US banking JPMorgan has maintained a cautious stance on cryptocurrencies, in keeping with its newest report that was printed on Apr. 23.
In keeping with JPMorgan, the cryptocurrency market is at present affected by the dearth of bullish catalysts after ETF inflows dried up.
On the similar time, the financial institution’s analysts cited elevated positioning, underwhelming enterprise capital (VC) funding, and the present manufacturing prices as the principle bearish catalysts contributing to the continuing promoting strain.
Final month, JPMorgan predicted that the Bitcoin halving was priced in, pouring chilly water on some bullish predictions.
Again in February, it mentioned that the worth of the biggest cryptocurrency may crash to as little as $42,000 after the halving occasion.

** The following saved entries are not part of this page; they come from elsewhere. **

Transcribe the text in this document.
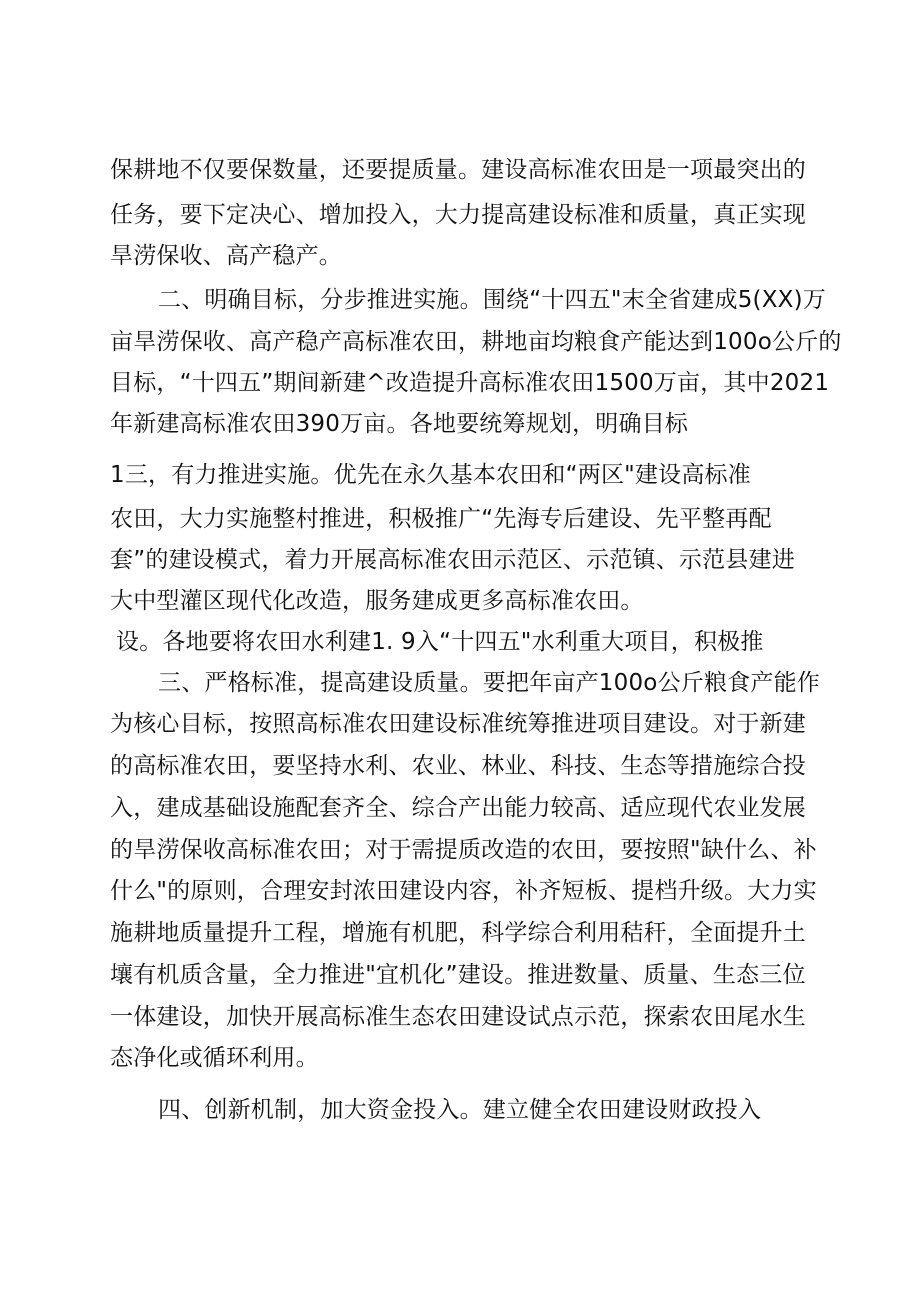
保耕地不仅要保数量，还要提质量。建设高标准农田是一项最突出的
任务，要下定决心、增加投入，大力提高建设标准和质量，真正实现
旱涝保收、高产稳产。
二、明确目标，分步推进实施。围绕“十四五"末全省建成5(XX)万
亩旱涝保收、高产稳产高标准农田，耕地亩均粮食产能达到100o公斤的
目标，“十四五”期间新建^改造提升高标准农田1500万亩，其中2021
年新建高标准农田390万亩。各地要统筹规划，明确目标
1三，有力推进实施。优先在永久基本农田和“两区"建设高标准
农田，大力实施整村推进，积极推广“先海专后建设、先平整再配
套”的建设模式，着力开展高标准农田示范区、示范镇、示范县建进
大中型灌区现代化改造，服务建成更多高标准农田。
设。各地要将农田水利建1. 9入“十四五"水利重大项目，积极推
三、严格标准，提高建设质量。要把年亩产100o公斤粮食产能作
为核心目标，按照高标准农田建设标准统筹推进项目建设。对于新建
的高标准农田，要坚持水利、农业、林业、科技、生态等措施综合投
入，建成基础设施配套齐全、综合产出能力较高、适应现代农业发展
的旱涝保收高标准农田；对于需提质改造的农田，要按照"缺什么、补
什么"的原则，合理安封浓田建设内容，补齐短板、提档升级。大力实
施耕地质量提升工程，增施有机肥，科学综合利用秸秆，全面提升土
壤有机质含量，全力推进"宜机化”建设。推进数量、质量、生态三位
一体建设，加快开展高标准生态农田建设试点示范，探索农田尾水生
态净化或循环利用。
四、创新机制，加大资金投入。建立健全农田建设财政投入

The financial institution additionally predicted that the manufacturing value of a single coin may roughly double. Round that point, Bitcoin bull Mike Novogratz additionally warned that the Bitcoin market was getting frothy.
The value of Bitcoin surged to its present all-time excessive of $73,737 in March and went on to log eight consecutive inexperienced month-to-month candles. Nonetheless, it skilled a dramatic correction in April after which stored plunging in Might as a result of disastrous ETF outflows and macroeconomic considerations. The flagship cryptocurrency is at present buying and selling at $59,110.
In the meantime, JPMorgan CEO Jamie Dimon lately doubled down on his long-standing criticism of Bitcoin, calling the biggest cryptocurrency “a fraud” and a “Ponzi scheme.” He additionally predicted that the flagship cryptocurrency wouldn’t go anyplace as a forex. On the similar time, he nonetheless sees some worth in blockchain expertise.